De leur rencontre va naître d’abord une découverte capitale pour Susan, celle du bugaku, danse de Cour venue de Chine au VIIème siècle accompagnée de musique gagaku, puis un attelage étonnant : d’une part une compagnie de danse contemporaine constituée de sept danseurs choisis par Susan Buirge, parmi lesquels Hiroko Tamura, plusieurs d’entre d’eux étant aussi chorégraphes, tous entrant avec beaucoup d’humilité au sein de MA TO MA ; d’autre part le groupe Ichihime Gagaku-kai, soit une bonne douzaine de musiciens de toutes générations jouant des instruments traditionnels, rompus à l’art de l’interprétation de musiques d’inspiration shintoïste anciennes ou contemporaines.

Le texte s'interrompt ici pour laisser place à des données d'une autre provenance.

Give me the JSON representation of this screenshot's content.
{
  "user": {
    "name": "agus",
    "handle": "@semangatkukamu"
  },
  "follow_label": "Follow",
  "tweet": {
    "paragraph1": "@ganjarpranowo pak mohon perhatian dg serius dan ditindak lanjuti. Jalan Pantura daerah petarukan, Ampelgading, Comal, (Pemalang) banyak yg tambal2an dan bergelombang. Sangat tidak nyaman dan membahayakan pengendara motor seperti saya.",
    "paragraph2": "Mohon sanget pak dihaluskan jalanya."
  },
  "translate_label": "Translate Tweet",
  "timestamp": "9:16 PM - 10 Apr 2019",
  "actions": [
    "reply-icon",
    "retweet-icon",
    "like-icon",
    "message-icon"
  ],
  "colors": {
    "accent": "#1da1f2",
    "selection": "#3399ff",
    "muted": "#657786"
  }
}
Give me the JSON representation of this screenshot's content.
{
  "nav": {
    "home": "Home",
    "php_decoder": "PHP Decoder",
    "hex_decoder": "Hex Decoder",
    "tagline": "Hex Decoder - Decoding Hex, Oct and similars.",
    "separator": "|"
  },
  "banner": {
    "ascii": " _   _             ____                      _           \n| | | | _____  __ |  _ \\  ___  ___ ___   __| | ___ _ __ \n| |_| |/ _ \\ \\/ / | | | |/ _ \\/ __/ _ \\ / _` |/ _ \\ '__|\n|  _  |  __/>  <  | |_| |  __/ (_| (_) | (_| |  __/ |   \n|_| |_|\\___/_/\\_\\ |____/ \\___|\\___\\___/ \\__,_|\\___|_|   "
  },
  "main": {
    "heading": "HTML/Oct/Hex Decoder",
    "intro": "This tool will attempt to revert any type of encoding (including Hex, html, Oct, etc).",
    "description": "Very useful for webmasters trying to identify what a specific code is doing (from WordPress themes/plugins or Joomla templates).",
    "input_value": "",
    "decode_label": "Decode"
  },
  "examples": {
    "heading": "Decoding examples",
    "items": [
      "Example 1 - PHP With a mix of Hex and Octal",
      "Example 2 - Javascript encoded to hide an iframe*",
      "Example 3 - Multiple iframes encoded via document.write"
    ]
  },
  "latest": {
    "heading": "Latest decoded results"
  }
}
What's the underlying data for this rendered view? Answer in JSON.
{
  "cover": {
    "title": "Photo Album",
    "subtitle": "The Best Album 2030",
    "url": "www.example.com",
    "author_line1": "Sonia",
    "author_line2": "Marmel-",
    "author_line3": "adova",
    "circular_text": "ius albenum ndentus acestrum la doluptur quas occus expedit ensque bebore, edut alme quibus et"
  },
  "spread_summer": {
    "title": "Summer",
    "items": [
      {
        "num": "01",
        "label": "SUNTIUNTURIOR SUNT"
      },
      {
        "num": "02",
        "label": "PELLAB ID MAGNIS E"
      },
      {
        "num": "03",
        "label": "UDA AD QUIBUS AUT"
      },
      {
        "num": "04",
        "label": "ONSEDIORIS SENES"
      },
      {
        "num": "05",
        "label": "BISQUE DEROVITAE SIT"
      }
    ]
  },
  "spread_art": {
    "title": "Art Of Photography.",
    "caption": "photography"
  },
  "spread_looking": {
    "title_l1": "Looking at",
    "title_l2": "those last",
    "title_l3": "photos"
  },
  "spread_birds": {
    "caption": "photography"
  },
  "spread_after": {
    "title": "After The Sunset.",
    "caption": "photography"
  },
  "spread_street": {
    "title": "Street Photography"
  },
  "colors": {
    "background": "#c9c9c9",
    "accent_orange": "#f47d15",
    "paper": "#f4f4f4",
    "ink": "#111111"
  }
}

Et le miracle de s’accomplir.
Des pièces sublimes naissent, données au Japon, puis en France, au Festival d’Avignon, Bernard Faivre d’Arcier étant tombé sous le charme, comme au Théâtre de la Ville et dans d’autres cités. Soit plus de cinquante représentations.
Dogü déterré…déterre des accumulations de savoirs, d’intuitions, de recherches inlassables menées dans les montagnes et dans le villages à la recherche d’un graal nommé gagaku, puis kagura, ces rituels dansés de la religion shintoïste liés à la nature et à la fécondité.
Cette pièce les met à jour et à l’ordre du jour.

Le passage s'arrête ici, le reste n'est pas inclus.